Singapura – Isu “greenwashing” atau praktik menyesatkan konsumen dengan klaim ramah lingkungan yang dilebih-lebihkan, kini menjadi sorotan tajam di kalangan regulator keuangan dan aktivis lingkungan global. Sebuah studi baru yang dirilis oleh Global Governance Initiative (GGI) mengungkap bahwa lebih dari 40% laporan keberlanjutan (Sustainability Reports) dari perusahaan-perusahaan besar di Asia Pasifik menunjukkan indikasi greenwashing yang signifikan.
Laporan tersebut menyoroti bagaimana banyak perusahaan menggunakan metrik yang kabur atau selektif dalam melaporkan jejak karbon mereka. Misalnya, sebuah perusahaan energi mungkin menonjolkan investasi kecilnya pada energi terbarukan, sementara pada saat yang sama, mereka secara masif meningkatkan produksi bahan bakar fosil yang menjadi inti bisnisnya. Regulator kini mulai bertindak. Otoritas Jasa Keuangan (OJK) di beberapa negara, termasuk Indonesia dan Singapura, sedang menyusun regulasi baru yang mewajibkan standar pengungkapan data lingkungan, sosial, dan tata kelola (ESG) yang lebih ketat dan terverifikasi pihak ketiga.

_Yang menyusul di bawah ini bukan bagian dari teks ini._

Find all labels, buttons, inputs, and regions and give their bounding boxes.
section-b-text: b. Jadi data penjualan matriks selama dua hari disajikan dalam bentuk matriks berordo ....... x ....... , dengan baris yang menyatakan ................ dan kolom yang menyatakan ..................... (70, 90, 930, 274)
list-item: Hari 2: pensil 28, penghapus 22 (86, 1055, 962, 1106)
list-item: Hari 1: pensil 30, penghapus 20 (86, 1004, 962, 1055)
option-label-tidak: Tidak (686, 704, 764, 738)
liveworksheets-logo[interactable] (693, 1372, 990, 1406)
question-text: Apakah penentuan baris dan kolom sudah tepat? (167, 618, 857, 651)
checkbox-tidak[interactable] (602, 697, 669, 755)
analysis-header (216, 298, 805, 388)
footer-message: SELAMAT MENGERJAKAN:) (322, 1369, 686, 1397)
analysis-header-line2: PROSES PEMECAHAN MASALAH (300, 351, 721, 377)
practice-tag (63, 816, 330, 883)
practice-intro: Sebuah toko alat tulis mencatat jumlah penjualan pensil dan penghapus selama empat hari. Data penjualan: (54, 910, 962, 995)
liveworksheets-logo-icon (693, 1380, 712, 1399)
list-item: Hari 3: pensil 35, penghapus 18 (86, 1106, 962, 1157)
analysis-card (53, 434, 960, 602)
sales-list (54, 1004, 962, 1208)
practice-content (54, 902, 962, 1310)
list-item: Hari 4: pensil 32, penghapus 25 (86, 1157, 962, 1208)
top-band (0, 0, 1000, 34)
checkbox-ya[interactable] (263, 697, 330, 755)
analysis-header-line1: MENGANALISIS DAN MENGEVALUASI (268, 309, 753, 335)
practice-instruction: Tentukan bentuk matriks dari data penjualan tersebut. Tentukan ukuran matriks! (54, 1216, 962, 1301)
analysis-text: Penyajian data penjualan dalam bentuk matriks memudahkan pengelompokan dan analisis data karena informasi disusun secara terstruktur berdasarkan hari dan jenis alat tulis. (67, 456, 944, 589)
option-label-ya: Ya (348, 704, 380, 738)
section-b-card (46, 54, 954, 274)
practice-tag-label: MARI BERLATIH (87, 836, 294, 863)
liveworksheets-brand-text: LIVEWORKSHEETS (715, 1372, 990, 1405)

Para investor didorong untuk melakukan due diligence yang lebih mendalam, tidak hanya terpaku pada angka-angka di laporan, tetapi juga melihat tindakan nyata perusahaan di lapangan. Tindakan hukum terhadap greenwashing juga mulai marak, menunjukkan bahwa era klaim lingkungan yang longgar telah berakhir. Langkah ini krusial untuk memastikan bahwa transisi hijau global benar-benar didukung oleh komitmen nyata, bukan sekadar strategi pemasaran.